Cloaking Clouds

Saturday 30 August 2014

Knowing How and What to Donate Helps

When it comes to Recycle, Reuse and Renew almost anything goes.

Notice I said almost. 

The people who work at Canadian Diabetes Association who have to drive around and load the boxes and heavy furniture that people leave laying around at the bins tend to have to load these items by themselves. 

Remember, if it takes two of you to load the items and two people to unload the items without hurting themselves or damaging the items, chances are two people should be reloading and unloading as well, but usually only one person is loading your "donations" to keep the cost of wages down. This can damage the "donation" but more importantly it can cause accidents and injuries to those who have to work alone doing the job of two people.

An easy solution is to put smaller items in smaller boxes, do not overload bigger boxes or garbage bags and donate the furniture right to the store.

People say, "They should be grateful for the donation". 

When much of your donation needs to be hauled to the landfill by hard workers at these wonderful organizations, gratefulness is hard when they have to throw away your trash you have put into your "donation". 

These people who work for these awesome places do not deserve to sort through bags of clothing that are dirty, before donating clothing take the time to wash it. Many places do not have washers and dryers to do this job for you.

Sometimes it is easier for people to empty a toy-box into a garbage bag and "donate" it. People do not sort through and throw out the garbage toys...dolls missing arms or are "pretty" with marker makeup, those annoying fast food toys, Mr. Potato head that has no parts left except the potato part, one arm and an eye. These parts are not going to all magically appear in the bag/box you donate to the second hand places and if you cannot clean the marker off the doll, no one can.

Before you drop your donations off at a Salvation Army, the Post or Value Village think, "If I was in need would I buy this from a second hand store?" 

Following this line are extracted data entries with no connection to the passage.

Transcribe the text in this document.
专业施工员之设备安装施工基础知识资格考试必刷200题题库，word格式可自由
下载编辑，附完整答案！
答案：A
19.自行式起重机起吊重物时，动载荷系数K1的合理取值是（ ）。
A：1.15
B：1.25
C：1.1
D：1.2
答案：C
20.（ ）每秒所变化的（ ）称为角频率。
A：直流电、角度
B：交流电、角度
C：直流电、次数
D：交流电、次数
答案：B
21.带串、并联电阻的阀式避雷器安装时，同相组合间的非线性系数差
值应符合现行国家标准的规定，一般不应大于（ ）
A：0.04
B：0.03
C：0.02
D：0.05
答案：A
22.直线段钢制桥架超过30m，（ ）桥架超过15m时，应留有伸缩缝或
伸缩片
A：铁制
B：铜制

If you cannot see yourself doing this, chances are, no one will buy what you are donating, while one mans trash is another mans treasure, many times garbage is just garbage. 

What I mean by this is the condition of the item.

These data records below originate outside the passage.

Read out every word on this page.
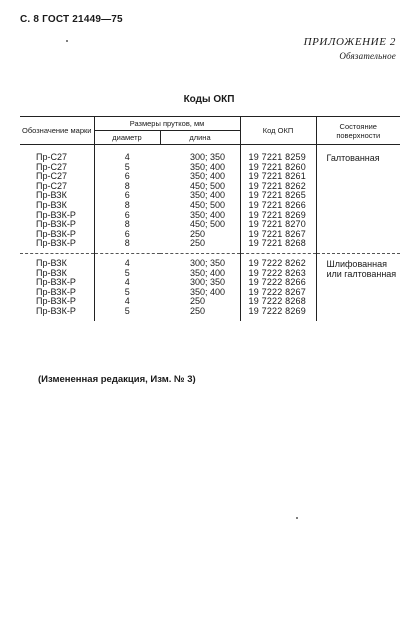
С. 8 ГОСТ 21449—75
ПРИЛОЖЕНИЕ 2
Обязательное
Коды ОКП
Обозначение марки	Размеры прутков, мм		Код ОКП	Состояние поверхности
	диаметр	длина		
Пр-С27	4	300; 350	19 7221 8259	Галтованная
Пр-С27	5	350; 400	19 7221 8260	
Пр-С27	6	350; 400	19 7221 8261	
Пр-С27	8	450; 500	19 7221 8262	
Пр-ВЗК	6	350; 400	19 7221 8265	
Пр-ВЗК	8	450; 500	19 7221 8266	
Пр-ВЗК-Р	6	350; 400	19 7221 8269	
Пр-ВЗК-Р	8	450; 500	19 7221 8270	
Пр-ВЗК-Р	6	250	19 7221 8267	
Пр-ВЗК-Р	8	250	19 7221 8268	
Пр-ВЗК	4	300; 350	19 7222 8262	Шлифованная или галтованная
Пр-ВЗК	5	350; 400	19 7222 8263	
Пр-ВЗК-Р	4	300; 350	19 7222 8266	
Пр-ВЗК-Р	5	350; 400	19 7222 8267	
Пр-ВЗК-Р	4	250	19 7222 8268	
Пр-ВЗК-Р	5	250	19 7222 8269	
(Измененная редакция, Изм. № 3)
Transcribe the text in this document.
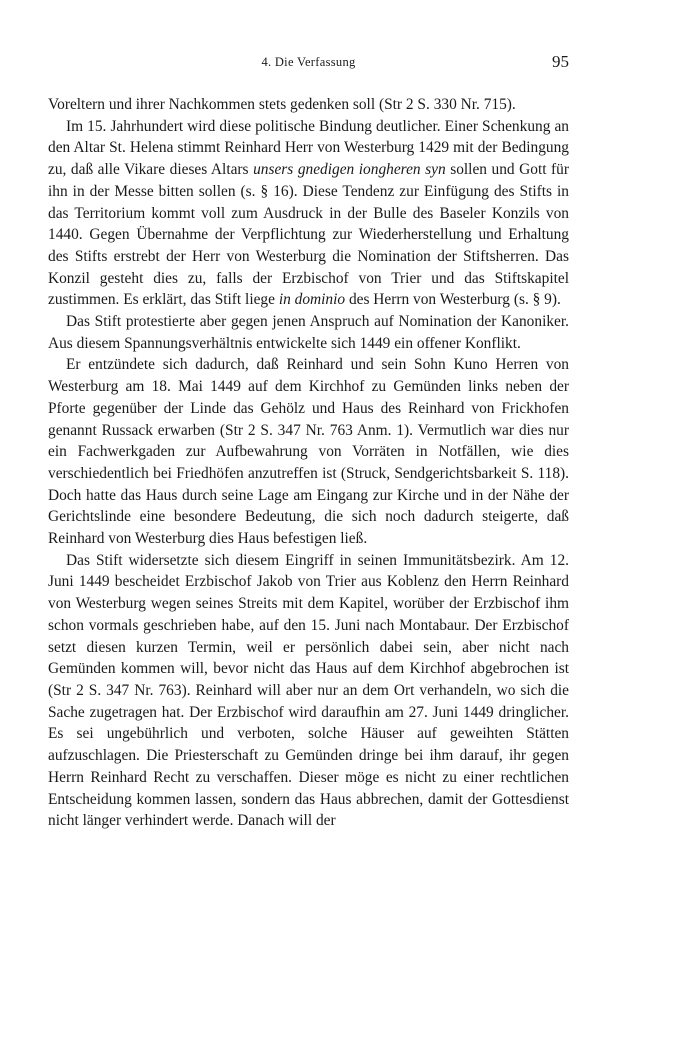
4. Die Verfassung	95

Voreltern und ihrer Nachkommen stets gedenken soll (Str 2 S. 330 Nr. 715).

Im 15. Jahrhundert wird diese politische Bindung deutlicher. Einer Schenkung an den Altar St. Helena stimmt Reinhard Herr von Westerburg 1429 mit der Bedingung zu, daß alle Vikare dieses Altars unsers gnedigen iongheren syn sollen und Gott für ihn in der Messe bitten sollen (s. § 16). Diese Tendenz zur Einfügung des Stifts in das Territorium kommt voll zum Ausdruck in der Bulle des Baseler Konzils von 1440. Gegen Übernahme der Verpflichtung zur Wiederherstellung und Erhaltung des Stifts erstrebt der Herr von Westerburg die Nomination der Stiftsherren. Das Konzil gesteht dies zu, falls der Erzbischof von Trier und das Stiftskapitel zustimmen. Es erklärt, das Stift liege in dominio des Herrn von Westerburg (s. § 9).

Das Stift protestierte aber gegen jenen Anspruch auf Nomination der Kanoniker. Aus diesem Spannungsverhältnis entwickelte sich 1449 ein offener Konflikt.

Er entzündete sich dadurch, daß Reinhard und sein Sohn Kuno Herren von Westerburg am 18. Mai 1449 auf dem Kirchhof zu Gemünden links neben der Pforte gegenüber der Linde das Gehölz und Haus des Reinhard von Frickhofen genannt Russack erwarben (Str 2 S. 347 Nr. 763 Anm. 1). Vermutlich war dies nur ein Fachwerkgaden zur Aufbewahrung von Vorräten in Notfällen, wie dies verschiedentlich bei Friedhöfen anzutreffen ist (Struck, Sendgerichtsbarkeit S. 118). Doch hatte das Haus durch seine Lage am Eingang zur Kirche und in der Nähe der Gerichtslinde eine besondere Bedeutung, die sich noch dadurch steigerte, daß Reinhard von Westerburg dies Haus befestigen ließ.

Das Stift widersetzte sich diesem Eingriff in seinen Immunitätsbezirk. Am 12. Juni 1449 bescheidet Erzbischof Jakob von Trier aus Koblenz den Herrn Reinhard von Westerburg wegen seines Streits mit dem Kapitel, worüber der Erzbischof ihm schon vormals geschrieben habe, auf den 15. Juni nach Montabaur. Der Erzbischof setzt diesen kurzen Termin, weil er persönlich dabei sein, aber nicht nach Gemünden kommen will, bevor nicht das Haus auf dem Kirchhof abgebrochen ist (Str 2 S. 347 Nr. 763). Reinhard will aber nur an dem Ort verhandeln, wo sich die Sache zugetragen hat. Der Erzbischof wird daraufhin am 27. Juni 1449 dringlicher. Es sei ungebührlich und verboten, solche Häuser auf geweihten Stätten aufzuschlagen. Die Priesterschaft zu Gemünden dringe bei ihm darauf, ihr gegen Herrn Reinhard Recht zu verschaffen. Dieser möge es nicht zu einer rechtlichen Entscheidung kommen lassen, sondern das Haus abbrechen, damit der Gottesdienst nicht länger verhindert werde. Danach will der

When they say "gently used" it means that there are no dents, cracks, rips or scratches in the donations, is the donation is worth buying?

Anyone who has shopped on a regular basis at these great places would know what they are always in need of or what they have too much of that is not selling. 

If you want to donate, check out these great places and ask what kinds of things they need the most or what sells the most. Talking to the managers about your larger donations makes it easier on the workers to sort and organize, they know what to expect.

One place may sell sporting goods quickly, while other stores cannot sell them at all, if a store has tons of golf clubs chances are...they are not selling all that well, donating them to that store is only going to over crowd it. 

After a garage sale, after cleaning out the children's rooms or after someone has passed away do not throw your "leftovers" into boxes and donate them unless you know they are worth donating and not going to end up in a landfill.

Splitting your donation up may help different charities and save from things being tossed into the garbage.

Some charitable organizations/stores will not sell glassware/items that have alcoholic logos on it, find out which stores will before donating these things as some will throw these out instead of selling them. 

It might be a bit more of a hassle, but in the long run it helps the charities, the environment, the needy and it can help you feel better knowing the things you have donated are being used.

The Salvation Army does amazing work for many people, there are so many programs for the less fortunate that they help with. To keep their costs down, don't make them go through your trash and take it to the dumps for you.

These people work very hard to go through the good donations that come in, it is a waste of their time and a waste of foundation funds for paying these people who have to deal with your trash.

Making a charitable organization take your garbage to the dumps because you don't have the time or the want to do it is selfish don't you think? 

In my opinion, if you are donating it because you are too cheap to take it to the landfill yourself, shame on you.